Immerhin sieht die Große Koalition nun endlich ein, dass sich hinter den schönen Worten vom Austausch und der Drehtür oft genug bloß Kumpanei und Kungelei verbergen. Hätte sie sonst am Mittwoch einen Gesetzentwurf beschlossen, der das „Vertrauen der Allgemeinheit in die Integrität der Bundesregierung“ wahren soll? Dafür war es auch höchste Zeit. Schließlich nimmt die Allgemeinheit schon lange und ganz zu Recht an verschiedenen Fällen von Seitenwechseln Anstoß – sei es der Fall Schröder, der Fall Dirk Niebel (seit Jahresbeginn ist er für den Rüstungskonzern Rheinmetall tätig) oder der Fall Daniel Bahr (er vertreibt jetzt bei der Allianz ein Produkt, das er als Gesundheitsminister selbst geschaffen hat).
Altkanzler Schröder hat seine Reputation verrubelt
Allerdings reicht der schwarz-rote Vorschlag nicht weit genug. Zwar ist es gut, dass die Koalition eine Art Ehrenrat schafft – also ein Gremium aus drei Persönlichkeiten von hoher Reputation, das klären und dann öffentlich berichten soll, ob ein Seitenwechsel das Vertrauen der Bürger beeinträchtigt. Sofern es der Regierung ernst ist und sie den Rat nicht zum bloßen Feigenblatt macht (noch ist offen, wer ihm angehört), kann er dazu beitragen, dass die Debatte sachlicher wird. Denn bisher wurde bei den vielen Seitenwechseln oft alles und jedes in einen Topf geworden, sprich: auch ein unproblematischer Wechsel als Skandal gegeißelt. Doch beträgt die Karenzzeit, die die Regierung verhängen kann, wenn der Rat eben doch Einwände erhebt, in der Regel nur zwölf Monate. Ein Interessenkonflikt verschwindet aber nicht dadurch, dass zwischen dem Ausscheiden aus dem Staatsamt und dem neuen Job ein Jahr verstreicht.

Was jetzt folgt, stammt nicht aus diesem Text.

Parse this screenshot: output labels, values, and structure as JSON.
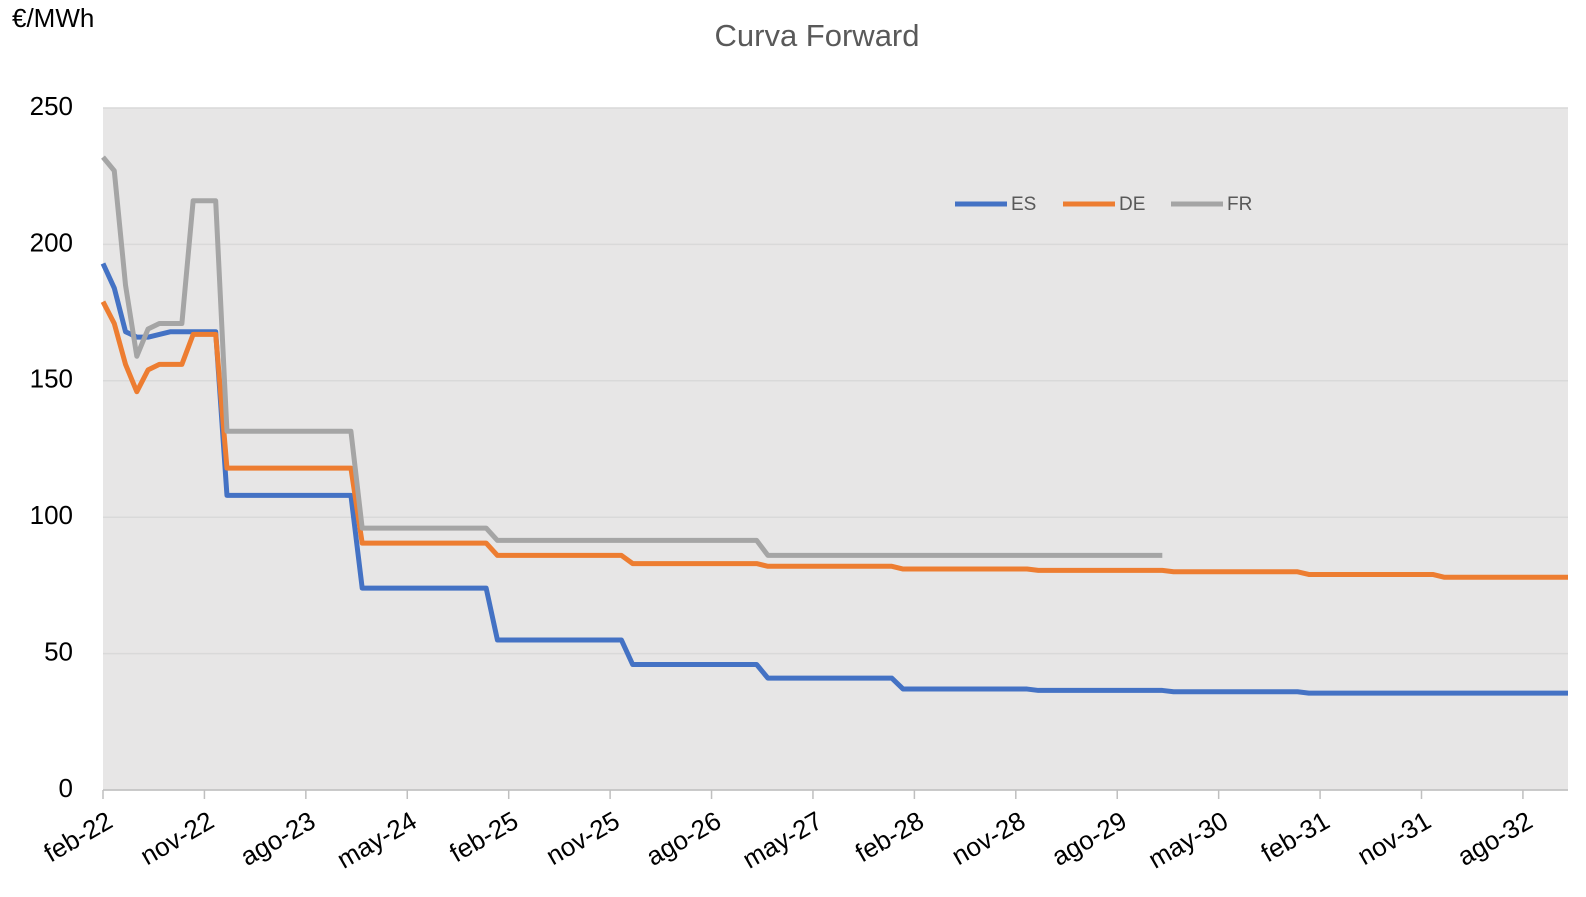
{
  "chart_data": {
    "type": "line",
    "title": "Curva Forward",
    "y_label": "€/MWh",
    "categories": [
      "feb-22",
      null,
      null,
      null,
      null,
      null,
      null,
      null,
      null,
      "nov-22",
      null,
      null,
      null,
      null,
      null,
      null,
      null,
      null,
      "ago-23",
      null,
      null,
      null,
      null,
      null,
      null,
      null,
      null,
      "may-24",
      null,
      null,
      null,
      null,
      null,
      null,
      null,
      null,
      "feb-25",
      null,
      null,
      null,
      null,
      null,
      null,
      null,
      null,
      "nov-25",
      null,
      null,
      null,
      null,
      null,
      null,
      null,
      null,
      "ago-26",
      null,
      null,
      null,
      null,
      null,
      null,
      null,
      null,
      "may-27",
      null,
      null,
      null,
      null,
      null,
      null,
      null,
      null,
      "feb-28",
      null,
      null,
      null,
      null,
      null,
      null,
      null,
      null,
      "nov-28",
      null,
      null,
      null,
      null,
      null,
      null,
      null,
      null,
      "ago-29",
      null,
      null,
      null,
      null,
      null,
      null,
      null,
      null,
      "may-30",
      null,
      null,
      null,
      null,
      null,
      null,
      null,
      null,
      "feb-31",
      null,
      null,
      null,
      null,
      null,
      null,
      null,
      null,
      "nov-31",
      null,
      null,
      null,
      null,
      null,
      null,
      null,
      null,
      "ago-32",
      null,
      null,
      null,
      null
    ],
    "series": [
      {
        "name": "ES",
        "color": "#4472c4",
        "values": [
          193,
          184,
          168,
          166,
          166,
          167,
          168,
          168,
          168,
          168,
          168,
          108,
          108,
          108,
          108,
          108,
          108,
          108,
          108,
          108,
          108,
          108,
          108,
          74,
          74,
          74,
          74,
          74,
          74,
          74,
          74,
          74,
          74,
          74,
          74,
          55,
          55,
          55,
          55,
          55,
          55,
          55,
          55,
          55,
          55,
          55,
          55,
          46,
          46,
          46,
          46,
          46,
          46,
          46,
          46,
          46,
          46,
          46,
          46,
          41,
          41,
          41,
          41,
          41,
          41,
          41,
          41,
          41,
          41,
          41,
          41,
          37,
          37,
          37,
          37,
          37,
          37,
          37,
          37,
          37,
          37,
          37,
          37,
          36.5,
          36.5,
          36.5,
          36.5,
          36.5,
          36.5,
          36.5,
          36.5,
          36.5,
          36.5,
          36.5,
          36.5,
          36,
          36,
          36,
          36,
          36,
          36,
          36,
          36,
          36,
          36,
          36,
          36,
          35.5,
          35.5,
          35.5,
          35.5,
          35.5,
          35.5,
          35.5,
          35.5,
          35.5,
          35.5,
          35.5,
          35.5,
          35.5,
          35.5,
          35.5,
          35.5,
          35.5,
          35.5,
          35.5,
          35.5,
          35.5,
          35.5,
          35.5,
          35.5
        ]
      },
      {
        "name": "DE",
        "color": "#ed7d31",
        "values": [
          179,
          171,
          156,
          146,
          154,
          156,
          156,
          156,
          167,
          167,
          167,
          118,
          118,
          118,
          118,
          118,
          118,
          118,
          118,
          118,
          118,
          118,
          118,
          90.5,
          90.5,
          90.5,
          90.5,
          90.5,
          90.5,
          90.5,
          90.5,
          90.5,
          90.5,
          90.5,
          90.5,
          86,
          86,
          86,
          86,
          86,
          86,
          86,
          86,
          86,
          86,
          86,
          86,
          83,
          83,
          83,
          83,
          83,
          83,
          83,
          83,
          83,
          83,
          83,
          83,
          82,
          82,
          82,
          82,
          82,
          82,
          82,
          82,
          82,
          82,
          82,
          82,
          81,
          81,
          81,
          81,
          81,
          81,
          81,
          81,
          81,
          81,
          81,
          81,
          80.5,
          80.5,
          80.5,
          80.5,
          80.5,
          80.5,
          80.5,
          80.5,
          80.5,
          80.5,
          80.5,
          80.5,
          80,
          80,
          80,
          80,
          80,
          80,
          80,
          80,
          80,
          80,
          80,
          80,
          79,
          79,
          79,
          79,
          79,
          79,
          79,
          79,
          79,
          79,
          79,
          79,
          78,
          78,
          78,
          78,
          78,
          78,
          78,
          78,
          78,
          78,
          78,
          78
        ]
      },
      {
        "name": "FR",
        "color": "#a5a5a5",
        "values": [
          232,
          227,
          185,
          159,
          169,
          171,
          171,
          171,
          216,
          216,
          216,
          131.5,
          131.5,
          131.5,
          131.5,
          131.5,
          131.5,
          131.5,
          131.5,
          131.5,
          131.5,
          131.5,
          131.5,
          96,
          96,
          96,
          96,
          96,
          96,
          96,
          96,
          96,
          96,
          96,
          96,
          91.5,
          91.5,
          91.5,
          91.5,
          91.5,
          91.5,
          91.5,
          91.5,
          91.5,
          91.5,
          91.5,
          91.5,
          91.5,
          91.5,
          91.5,
          91.5,
          91.5,
          91.5,
          91.5,
          91.5,
          91.5,
          91.5,
          91.5,
          91.5,
          86,
          86,
          86,
          86,
          86,
          86,
          86,
          86,
          86,
          86,
          86,
          86,
          86,
          86,
          86,
          86,
          86,
          86,
          86,
          86,
          86,
          86,
          86,
          86,
          86,
          86,
          86,
          86,
          86,
          86,
          86,
          86,
          86,
          86,
          86,
          86,
          null,
          null,
          null,
          null,
          null,
          null,
          null,
          null,
          null,
          null,
          null,
          null,
          null,
          null,
          null,
          null,
          null,
          null,
          null,
          null,
          null,
          null,
          null,
          null,
          null,
          null,
          null,
          null,
          null,
          null,
          null,
          null,
          null,
          null,
          null,
          null
        ]
      }
    ],
    "ylim": [
      0,
      250
    ],
    "yticks": [
      0,
      50,
      100,
      150,
      200,
      250
    ],
    "grid": true
  }
}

Auch sind keine Sanktionen vorgesehen, falls sich ein ehemaliger Politiker nicht an die Karenzzeit hält. Die Regierung setzt darauf, dass in diesem Fall gehörig Zorn bei den Bürgern aufkommt, der den neuen Arbeitgeber verschreckt. Doch wie realistisch ist das? Dass mit Gerhard Schröder selbst ein Kanzler, Ministerpräsident und Parteivorsitzender a.D. meinte, seine Reputation verrubeln zu müssen, hat viele Bürger empört. Den Seitenwechsel hat er trotzdem vollzogen. Auch seinen neuen Chefs war der Unmut der Bundesbürger herzlich egal. Die Frage, wie das Vertrauen der Allgemeinheit in die Integrität der Regierung gewahrt werden kann, ist leider weiter offen.